Pacific Northwest

June, 2005
Regional Report

Mulch the Garden

Mulch roses, perennial flowers, and vegetables to reduce heat stress. I spread a 2- to 3-inch-thick layer of organic mulch, such as compost, shredded cedar, or straw, around the base of plants. Mulches help conserve soil moisture, suppress weeds, and moderate soil temperatures, which makes for happy plants.

Stop Those Slugs

Continue to search out and destroy garden slugs in the evening and early morning when they are feeding on flowers and vegetables. These slimy marauders can quickly damage tender flowers and foliage. Hand-pick slugs and drop them into a pail of soapy water. Some gardeners I know slice them in half and throw them on the compost pile.

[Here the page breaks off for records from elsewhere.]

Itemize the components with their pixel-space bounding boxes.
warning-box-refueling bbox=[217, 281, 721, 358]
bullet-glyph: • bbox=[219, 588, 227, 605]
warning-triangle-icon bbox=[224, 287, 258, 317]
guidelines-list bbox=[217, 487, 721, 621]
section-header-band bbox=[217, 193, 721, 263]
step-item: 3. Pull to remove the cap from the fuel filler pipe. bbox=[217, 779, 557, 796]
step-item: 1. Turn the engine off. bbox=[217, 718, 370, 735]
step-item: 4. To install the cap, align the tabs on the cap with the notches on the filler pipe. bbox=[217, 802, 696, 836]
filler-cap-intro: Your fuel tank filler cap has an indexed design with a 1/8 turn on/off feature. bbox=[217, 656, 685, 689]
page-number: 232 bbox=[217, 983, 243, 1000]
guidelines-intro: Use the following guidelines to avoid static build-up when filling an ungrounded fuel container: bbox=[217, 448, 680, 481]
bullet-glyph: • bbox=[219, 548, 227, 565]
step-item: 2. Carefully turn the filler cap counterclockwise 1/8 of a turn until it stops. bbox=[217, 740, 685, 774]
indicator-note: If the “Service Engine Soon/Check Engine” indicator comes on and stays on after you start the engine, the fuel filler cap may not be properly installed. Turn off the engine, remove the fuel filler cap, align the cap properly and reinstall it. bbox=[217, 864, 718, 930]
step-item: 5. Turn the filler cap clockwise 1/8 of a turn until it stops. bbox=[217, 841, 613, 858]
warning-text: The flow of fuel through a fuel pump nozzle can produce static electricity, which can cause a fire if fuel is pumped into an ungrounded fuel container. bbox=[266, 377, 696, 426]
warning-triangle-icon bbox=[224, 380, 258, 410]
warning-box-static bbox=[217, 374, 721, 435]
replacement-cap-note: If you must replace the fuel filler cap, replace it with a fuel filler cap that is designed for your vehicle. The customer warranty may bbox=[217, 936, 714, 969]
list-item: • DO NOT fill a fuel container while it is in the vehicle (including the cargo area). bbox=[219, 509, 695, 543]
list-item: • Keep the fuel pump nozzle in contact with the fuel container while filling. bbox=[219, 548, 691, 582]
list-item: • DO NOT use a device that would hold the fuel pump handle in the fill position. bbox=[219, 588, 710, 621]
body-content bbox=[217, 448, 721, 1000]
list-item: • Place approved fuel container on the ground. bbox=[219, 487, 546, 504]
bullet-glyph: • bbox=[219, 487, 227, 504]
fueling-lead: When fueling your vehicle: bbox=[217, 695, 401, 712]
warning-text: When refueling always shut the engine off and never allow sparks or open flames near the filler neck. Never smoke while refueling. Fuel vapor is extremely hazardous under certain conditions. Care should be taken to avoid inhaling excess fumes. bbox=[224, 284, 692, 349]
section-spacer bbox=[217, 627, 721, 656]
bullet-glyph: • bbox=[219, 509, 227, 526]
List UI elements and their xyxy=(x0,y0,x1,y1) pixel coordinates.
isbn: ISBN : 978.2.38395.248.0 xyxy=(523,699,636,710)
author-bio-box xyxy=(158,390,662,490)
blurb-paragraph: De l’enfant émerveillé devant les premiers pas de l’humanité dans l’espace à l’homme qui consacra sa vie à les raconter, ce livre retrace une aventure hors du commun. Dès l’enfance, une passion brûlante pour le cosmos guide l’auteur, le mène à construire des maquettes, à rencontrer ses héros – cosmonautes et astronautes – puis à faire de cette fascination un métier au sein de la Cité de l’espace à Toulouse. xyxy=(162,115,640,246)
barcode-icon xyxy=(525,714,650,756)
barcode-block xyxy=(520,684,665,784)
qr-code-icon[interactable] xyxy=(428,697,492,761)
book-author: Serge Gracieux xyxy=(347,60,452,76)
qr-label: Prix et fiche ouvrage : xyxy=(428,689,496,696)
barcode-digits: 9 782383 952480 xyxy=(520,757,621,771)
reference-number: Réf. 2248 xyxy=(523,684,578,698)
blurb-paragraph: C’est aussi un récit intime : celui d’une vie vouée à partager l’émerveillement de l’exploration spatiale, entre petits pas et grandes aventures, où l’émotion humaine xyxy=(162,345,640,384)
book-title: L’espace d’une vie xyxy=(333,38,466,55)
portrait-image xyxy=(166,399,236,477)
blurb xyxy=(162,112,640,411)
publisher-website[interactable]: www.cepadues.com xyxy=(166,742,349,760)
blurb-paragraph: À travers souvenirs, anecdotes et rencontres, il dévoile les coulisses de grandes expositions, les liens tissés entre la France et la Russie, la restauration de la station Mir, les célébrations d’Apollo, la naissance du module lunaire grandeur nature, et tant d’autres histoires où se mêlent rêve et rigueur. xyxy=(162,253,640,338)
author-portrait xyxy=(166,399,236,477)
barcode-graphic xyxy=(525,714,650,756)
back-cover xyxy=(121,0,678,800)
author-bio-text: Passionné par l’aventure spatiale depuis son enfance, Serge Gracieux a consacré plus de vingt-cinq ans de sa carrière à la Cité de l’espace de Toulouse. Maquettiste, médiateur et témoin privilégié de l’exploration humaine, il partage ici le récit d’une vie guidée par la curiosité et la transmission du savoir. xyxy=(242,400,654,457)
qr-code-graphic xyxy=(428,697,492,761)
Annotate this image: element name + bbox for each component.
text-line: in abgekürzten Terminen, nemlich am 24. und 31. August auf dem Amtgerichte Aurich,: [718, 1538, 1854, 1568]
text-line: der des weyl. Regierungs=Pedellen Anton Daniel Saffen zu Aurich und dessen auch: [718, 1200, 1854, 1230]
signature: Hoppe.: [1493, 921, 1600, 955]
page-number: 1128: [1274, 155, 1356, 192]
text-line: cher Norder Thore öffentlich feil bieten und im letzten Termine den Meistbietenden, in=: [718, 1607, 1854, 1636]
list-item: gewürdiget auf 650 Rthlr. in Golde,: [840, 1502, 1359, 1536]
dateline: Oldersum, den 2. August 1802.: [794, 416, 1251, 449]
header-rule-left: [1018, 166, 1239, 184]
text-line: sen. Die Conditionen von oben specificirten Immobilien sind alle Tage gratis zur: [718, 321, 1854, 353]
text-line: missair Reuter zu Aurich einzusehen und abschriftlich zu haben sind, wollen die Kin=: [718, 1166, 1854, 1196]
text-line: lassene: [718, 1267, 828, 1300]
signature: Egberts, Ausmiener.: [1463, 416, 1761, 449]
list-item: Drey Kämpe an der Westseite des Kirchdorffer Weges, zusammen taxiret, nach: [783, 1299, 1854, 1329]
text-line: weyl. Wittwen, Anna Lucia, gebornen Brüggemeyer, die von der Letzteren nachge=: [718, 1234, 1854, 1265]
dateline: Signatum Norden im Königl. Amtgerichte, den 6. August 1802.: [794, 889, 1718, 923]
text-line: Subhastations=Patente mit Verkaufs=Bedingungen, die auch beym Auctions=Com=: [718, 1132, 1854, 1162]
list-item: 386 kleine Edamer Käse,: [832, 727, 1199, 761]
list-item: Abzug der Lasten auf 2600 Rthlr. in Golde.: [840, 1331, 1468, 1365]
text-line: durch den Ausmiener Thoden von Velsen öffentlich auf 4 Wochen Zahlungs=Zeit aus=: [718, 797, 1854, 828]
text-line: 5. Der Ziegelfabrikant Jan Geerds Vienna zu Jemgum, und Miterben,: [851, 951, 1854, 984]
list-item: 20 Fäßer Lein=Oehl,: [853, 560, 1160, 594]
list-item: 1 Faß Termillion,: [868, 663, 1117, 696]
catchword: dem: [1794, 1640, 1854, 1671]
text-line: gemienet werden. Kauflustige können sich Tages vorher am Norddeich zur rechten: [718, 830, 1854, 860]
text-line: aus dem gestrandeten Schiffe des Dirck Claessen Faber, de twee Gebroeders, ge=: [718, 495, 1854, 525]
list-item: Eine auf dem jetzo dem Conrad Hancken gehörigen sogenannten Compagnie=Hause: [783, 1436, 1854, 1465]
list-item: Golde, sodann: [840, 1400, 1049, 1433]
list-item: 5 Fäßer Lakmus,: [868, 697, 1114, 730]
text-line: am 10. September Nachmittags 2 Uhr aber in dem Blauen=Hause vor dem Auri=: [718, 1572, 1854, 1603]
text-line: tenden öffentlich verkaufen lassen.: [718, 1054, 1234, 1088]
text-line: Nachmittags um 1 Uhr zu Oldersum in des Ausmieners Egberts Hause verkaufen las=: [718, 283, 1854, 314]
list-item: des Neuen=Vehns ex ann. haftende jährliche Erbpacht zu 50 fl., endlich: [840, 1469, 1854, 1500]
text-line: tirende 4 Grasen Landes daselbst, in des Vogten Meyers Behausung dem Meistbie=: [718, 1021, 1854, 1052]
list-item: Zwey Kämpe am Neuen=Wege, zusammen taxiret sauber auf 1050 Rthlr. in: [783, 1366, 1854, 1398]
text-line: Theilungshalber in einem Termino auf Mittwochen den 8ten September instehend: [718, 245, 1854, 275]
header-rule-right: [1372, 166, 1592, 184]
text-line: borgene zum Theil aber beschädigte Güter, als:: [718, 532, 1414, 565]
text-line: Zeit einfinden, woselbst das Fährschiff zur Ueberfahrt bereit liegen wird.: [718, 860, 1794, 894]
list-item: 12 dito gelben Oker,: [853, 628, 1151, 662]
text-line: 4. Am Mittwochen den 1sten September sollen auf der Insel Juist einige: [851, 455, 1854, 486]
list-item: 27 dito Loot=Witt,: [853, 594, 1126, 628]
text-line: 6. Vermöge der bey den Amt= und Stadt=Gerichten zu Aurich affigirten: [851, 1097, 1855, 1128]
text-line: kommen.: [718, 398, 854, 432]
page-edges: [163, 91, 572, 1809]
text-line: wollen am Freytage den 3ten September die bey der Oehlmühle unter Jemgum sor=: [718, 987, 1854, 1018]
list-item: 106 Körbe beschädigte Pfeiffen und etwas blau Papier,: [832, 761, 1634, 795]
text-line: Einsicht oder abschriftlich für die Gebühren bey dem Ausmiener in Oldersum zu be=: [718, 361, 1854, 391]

Begin Harvesting Vegetables

Now is the time to begin enjoying your bounty of vegetables. Harvest carrots, zucchini, beans, and peas while they're young and tender. Picking early in the season will encourage plants to produce even more fruits. Dig shallots and garlic when the tops brown, and allow them to dry in a warm, airy place, out of direct sunshine.

Prune Flowering Shrubs

This month provides the last opportunity to prune spring- and early summer-flowering shrubs, such as spirea and lilac. Pruning later than July can remove future flower buds and spoil next spring's display. Remove errant branches and reduce the height of tall shrubs if needed, and try to open up the centers of shrubs to admit more light and promote healthy air circulation.

Keep Composting

As you harvest vegetables and deadhead flowers, add the debris, as well as grass clippings, to the compost pile. Keep the pile turned to keep it aerated and cooking. If your compost pile is kept moist and monitored, it will produce great compost for use in the garden this fall.